第3章

太一郎认为,与其特意到名店鳞次栉比的浅草、神田一带,贸然投身激烈战局,不如在深川开发新主顾,反倒有趣。

再说,深川地价也比浅草、神田便宜多了。太一郎说服七兵卫,集中在深川一带找铺子。

然而,还是一直找不到合适的铺子。高田屋已培育出足以接替太一郎的厨师,佣工们也由衷地祝福太一郎能够自立门户,然而最重要的落脚处迟迟无法决定,膨胀的梦想和期望也逐渐浇熄,宛如冷却的烧酒。

就这样过了一年多,太一郎在高田屋的立场尴尬地悬在半空没个着落时,突然听到一个消息,说小名木川旁的高桥桥畔有栋原是料理铺的屋子愿意带器具一起出租。

一听说这个难以置信的好消息,太一郎和七兵卫赶紧前去拜访房东。那地方名唤“海边大工町”,一如其名,往昔是木匠聚居之地。①现在,木匠们都迁徙到了小河道对岸的“大工町”,这儿则紧挨着几家小商铺。

①日语“大工”便是木匠。

房东孙兵卫是个八十二岁的老人,耳背得厉害,脑筋却比太一郎还灵光,谈起钱来爽快利落,地价也合算。据老人说,之前的料理铺是因为厨师手艺欠佳才经营不下去,并非地点不好,而且这附近寺院很多,应该很适合开料理铺。

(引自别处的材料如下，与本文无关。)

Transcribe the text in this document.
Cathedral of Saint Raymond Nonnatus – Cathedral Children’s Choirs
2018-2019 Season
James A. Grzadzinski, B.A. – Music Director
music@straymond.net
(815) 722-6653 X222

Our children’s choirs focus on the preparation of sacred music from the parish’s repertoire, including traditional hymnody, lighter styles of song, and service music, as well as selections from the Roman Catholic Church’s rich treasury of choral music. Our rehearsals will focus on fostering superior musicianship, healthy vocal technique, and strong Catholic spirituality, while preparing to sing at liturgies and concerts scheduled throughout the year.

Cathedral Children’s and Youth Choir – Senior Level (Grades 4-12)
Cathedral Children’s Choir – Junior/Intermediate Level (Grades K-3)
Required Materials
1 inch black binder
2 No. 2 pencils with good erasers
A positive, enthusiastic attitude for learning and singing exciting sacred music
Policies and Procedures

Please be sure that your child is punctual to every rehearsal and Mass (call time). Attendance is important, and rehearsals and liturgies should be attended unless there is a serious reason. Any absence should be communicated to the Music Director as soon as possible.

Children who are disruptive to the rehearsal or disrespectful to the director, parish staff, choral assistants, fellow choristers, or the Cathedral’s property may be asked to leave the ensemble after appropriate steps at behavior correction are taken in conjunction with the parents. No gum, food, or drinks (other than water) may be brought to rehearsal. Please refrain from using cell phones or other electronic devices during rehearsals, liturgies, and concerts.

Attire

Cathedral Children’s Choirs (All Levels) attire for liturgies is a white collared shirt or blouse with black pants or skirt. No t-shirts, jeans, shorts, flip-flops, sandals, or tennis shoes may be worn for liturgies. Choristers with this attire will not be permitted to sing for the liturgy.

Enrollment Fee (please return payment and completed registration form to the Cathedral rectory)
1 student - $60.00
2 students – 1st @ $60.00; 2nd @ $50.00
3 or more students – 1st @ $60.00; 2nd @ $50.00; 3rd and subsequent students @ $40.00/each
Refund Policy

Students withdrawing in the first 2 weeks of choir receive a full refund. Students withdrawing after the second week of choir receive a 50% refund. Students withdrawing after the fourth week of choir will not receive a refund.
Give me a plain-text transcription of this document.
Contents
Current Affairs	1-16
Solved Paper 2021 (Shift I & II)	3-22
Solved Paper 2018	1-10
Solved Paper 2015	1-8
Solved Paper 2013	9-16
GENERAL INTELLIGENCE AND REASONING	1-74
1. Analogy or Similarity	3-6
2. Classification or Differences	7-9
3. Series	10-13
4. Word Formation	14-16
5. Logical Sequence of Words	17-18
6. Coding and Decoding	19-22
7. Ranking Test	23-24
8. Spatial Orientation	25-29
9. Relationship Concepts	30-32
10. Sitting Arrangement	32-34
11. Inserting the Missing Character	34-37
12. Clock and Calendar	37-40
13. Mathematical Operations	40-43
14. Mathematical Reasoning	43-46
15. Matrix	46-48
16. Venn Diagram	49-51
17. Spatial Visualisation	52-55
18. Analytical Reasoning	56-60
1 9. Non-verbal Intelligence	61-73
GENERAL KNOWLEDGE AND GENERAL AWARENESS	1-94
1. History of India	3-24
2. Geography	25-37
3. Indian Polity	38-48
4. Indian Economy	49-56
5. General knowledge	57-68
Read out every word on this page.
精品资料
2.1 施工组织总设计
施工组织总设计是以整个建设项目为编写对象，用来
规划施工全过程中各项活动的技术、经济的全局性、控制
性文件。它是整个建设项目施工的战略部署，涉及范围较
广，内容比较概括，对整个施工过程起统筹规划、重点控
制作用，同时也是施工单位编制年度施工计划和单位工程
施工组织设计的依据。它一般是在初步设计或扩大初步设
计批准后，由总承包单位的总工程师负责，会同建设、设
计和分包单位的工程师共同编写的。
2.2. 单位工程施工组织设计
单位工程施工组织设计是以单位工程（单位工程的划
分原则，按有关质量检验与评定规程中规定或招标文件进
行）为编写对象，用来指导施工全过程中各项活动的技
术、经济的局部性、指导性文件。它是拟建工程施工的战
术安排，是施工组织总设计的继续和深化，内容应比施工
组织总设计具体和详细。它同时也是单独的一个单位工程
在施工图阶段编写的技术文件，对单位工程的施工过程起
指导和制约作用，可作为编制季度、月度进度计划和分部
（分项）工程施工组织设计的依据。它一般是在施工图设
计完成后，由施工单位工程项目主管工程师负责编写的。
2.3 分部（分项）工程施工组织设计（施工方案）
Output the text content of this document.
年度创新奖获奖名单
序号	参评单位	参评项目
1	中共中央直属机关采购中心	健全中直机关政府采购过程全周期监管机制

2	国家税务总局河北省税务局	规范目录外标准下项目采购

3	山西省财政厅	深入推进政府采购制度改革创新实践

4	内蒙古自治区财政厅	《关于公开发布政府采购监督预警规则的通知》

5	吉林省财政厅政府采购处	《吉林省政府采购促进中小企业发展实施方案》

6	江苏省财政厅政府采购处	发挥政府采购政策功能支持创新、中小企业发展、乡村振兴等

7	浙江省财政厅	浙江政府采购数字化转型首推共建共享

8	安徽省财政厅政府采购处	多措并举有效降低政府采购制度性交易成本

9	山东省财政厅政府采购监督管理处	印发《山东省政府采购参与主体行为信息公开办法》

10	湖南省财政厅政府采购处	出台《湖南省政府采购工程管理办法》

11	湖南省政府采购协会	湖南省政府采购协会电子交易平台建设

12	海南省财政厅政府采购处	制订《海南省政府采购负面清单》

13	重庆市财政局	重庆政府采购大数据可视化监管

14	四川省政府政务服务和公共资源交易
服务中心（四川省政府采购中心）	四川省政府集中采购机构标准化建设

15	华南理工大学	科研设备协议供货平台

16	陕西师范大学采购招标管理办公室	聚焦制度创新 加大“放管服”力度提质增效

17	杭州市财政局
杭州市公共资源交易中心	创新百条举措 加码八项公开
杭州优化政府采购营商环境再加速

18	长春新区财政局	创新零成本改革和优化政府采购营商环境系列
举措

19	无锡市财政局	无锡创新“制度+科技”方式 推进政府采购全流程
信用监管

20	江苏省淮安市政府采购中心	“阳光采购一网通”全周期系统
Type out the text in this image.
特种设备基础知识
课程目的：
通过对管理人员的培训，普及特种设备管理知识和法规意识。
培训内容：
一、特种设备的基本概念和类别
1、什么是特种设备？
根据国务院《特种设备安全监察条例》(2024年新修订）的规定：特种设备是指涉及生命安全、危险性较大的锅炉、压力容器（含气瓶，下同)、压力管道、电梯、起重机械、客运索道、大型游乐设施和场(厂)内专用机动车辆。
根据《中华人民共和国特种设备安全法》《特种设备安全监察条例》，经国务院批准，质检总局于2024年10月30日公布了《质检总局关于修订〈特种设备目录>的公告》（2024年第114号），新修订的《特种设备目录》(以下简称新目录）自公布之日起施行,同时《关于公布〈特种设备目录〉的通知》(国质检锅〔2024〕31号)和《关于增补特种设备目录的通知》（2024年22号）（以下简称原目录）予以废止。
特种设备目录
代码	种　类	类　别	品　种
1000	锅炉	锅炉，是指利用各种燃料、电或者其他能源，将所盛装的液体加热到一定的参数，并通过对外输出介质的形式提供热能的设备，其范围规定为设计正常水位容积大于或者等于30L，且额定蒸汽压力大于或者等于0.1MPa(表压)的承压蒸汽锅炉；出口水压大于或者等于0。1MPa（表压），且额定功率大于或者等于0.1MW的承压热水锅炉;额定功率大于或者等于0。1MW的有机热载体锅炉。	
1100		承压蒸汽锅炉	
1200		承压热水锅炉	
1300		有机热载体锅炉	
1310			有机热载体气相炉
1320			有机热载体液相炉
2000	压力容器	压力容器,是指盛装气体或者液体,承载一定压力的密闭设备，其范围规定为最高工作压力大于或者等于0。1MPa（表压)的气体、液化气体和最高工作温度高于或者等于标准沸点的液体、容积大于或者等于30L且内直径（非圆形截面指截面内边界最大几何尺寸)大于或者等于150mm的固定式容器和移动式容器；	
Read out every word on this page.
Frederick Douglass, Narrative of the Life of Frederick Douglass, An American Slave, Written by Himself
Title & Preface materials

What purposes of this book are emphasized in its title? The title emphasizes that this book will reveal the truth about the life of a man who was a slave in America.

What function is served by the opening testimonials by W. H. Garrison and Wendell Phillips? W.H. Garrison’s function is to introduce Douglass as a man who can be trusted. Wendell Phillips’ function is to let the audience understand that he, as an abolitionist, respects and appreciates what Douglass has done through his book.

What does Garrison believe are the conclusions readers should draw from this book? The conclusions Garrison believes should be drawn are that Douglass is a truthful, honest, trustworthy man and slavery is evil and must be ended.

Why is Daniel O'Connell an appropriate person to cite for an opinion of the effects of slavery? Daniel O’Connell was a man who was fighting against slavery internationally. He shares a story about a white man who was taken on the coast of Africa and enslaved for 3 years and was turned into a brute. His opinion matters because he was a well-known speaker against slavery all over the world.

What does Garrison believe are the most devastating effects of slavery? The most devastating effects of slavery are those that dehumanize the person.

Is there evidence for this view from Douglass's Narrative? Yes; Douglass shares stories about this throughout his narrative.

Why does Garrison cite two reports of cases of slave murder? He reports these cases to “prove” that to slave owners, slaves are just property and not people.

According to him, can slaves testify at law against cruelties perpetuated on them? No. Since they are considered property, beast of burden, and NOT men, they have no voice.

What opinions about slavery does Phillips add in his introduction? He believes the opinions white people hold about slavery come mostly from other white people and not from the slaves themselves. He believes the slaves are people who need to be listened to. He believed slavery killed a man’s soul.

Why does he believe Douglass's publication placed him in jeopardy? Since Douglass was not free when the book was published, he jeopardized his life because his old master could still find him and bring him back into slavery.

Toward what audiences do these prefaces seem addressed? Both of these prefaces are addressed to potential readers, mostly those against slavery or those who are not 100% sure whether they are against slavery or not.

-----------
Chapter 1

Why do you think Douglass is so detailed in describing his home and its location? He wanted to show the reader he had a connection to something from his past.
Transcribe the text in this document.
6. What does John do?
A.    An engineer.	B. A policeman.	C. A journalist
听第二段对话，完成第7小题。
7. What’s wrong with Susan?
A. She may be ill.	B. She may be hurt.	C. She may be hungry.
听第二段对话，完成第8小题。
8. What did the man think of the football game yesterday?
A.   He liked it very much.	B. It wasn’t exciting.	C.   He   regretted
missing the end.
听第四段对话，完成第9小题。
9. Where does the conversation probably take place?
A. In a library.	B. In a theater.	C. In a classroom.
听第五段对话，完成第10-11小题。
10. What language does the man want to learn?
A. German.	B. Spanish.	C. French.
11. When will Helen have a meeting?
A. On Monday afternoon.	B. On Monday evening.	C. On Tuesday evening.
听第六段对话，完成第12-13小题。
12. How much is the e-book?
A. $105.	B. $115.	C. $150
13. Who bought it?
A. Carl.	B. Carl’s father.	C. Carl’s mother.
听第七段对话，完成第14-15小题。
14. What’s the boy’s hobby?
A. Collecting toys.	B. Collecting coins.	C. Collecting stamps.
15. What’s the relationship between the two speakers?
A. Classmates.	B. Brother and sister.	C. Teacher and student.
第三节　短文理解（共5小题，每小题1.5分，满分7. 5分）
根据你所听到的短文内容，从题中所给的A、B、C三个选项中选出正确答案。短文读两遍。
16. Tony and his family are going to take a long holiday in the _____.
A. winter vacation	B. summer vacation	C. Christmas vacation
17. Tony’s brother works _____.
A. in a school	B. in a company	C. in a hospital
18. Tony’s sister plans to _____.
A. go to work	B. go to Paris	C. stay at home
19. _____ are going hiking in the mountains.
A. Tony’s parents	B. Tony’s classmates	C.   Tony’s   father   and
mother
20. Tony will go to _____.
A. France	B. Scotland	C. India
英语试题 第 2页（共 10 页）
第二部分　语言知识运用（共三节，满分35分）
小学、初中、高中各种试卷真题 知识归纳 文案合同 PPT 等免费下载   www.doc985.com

那铺子隔着小河道跟海边大工町东端的武家宅邸并排,河道呈钩形深入绕至铺子南侧,简单说来,这豆腐般的长方形铺子,东侧与三分之二的南侧都被河水环绕着。

第04章

铺子正面宽三十六尺,二楼南侧有两间客用的十席大榻榻米房。跟武家宅邸毗邻的墙壁没有窗户,但南侧窗口可以俯瞰南边河道。太一郎手搁在栏杆上探看,只见河面如镜,两三只野鸭悠闲地在水面划动,鸬鹚潜入水中又浮上来吃着饵食。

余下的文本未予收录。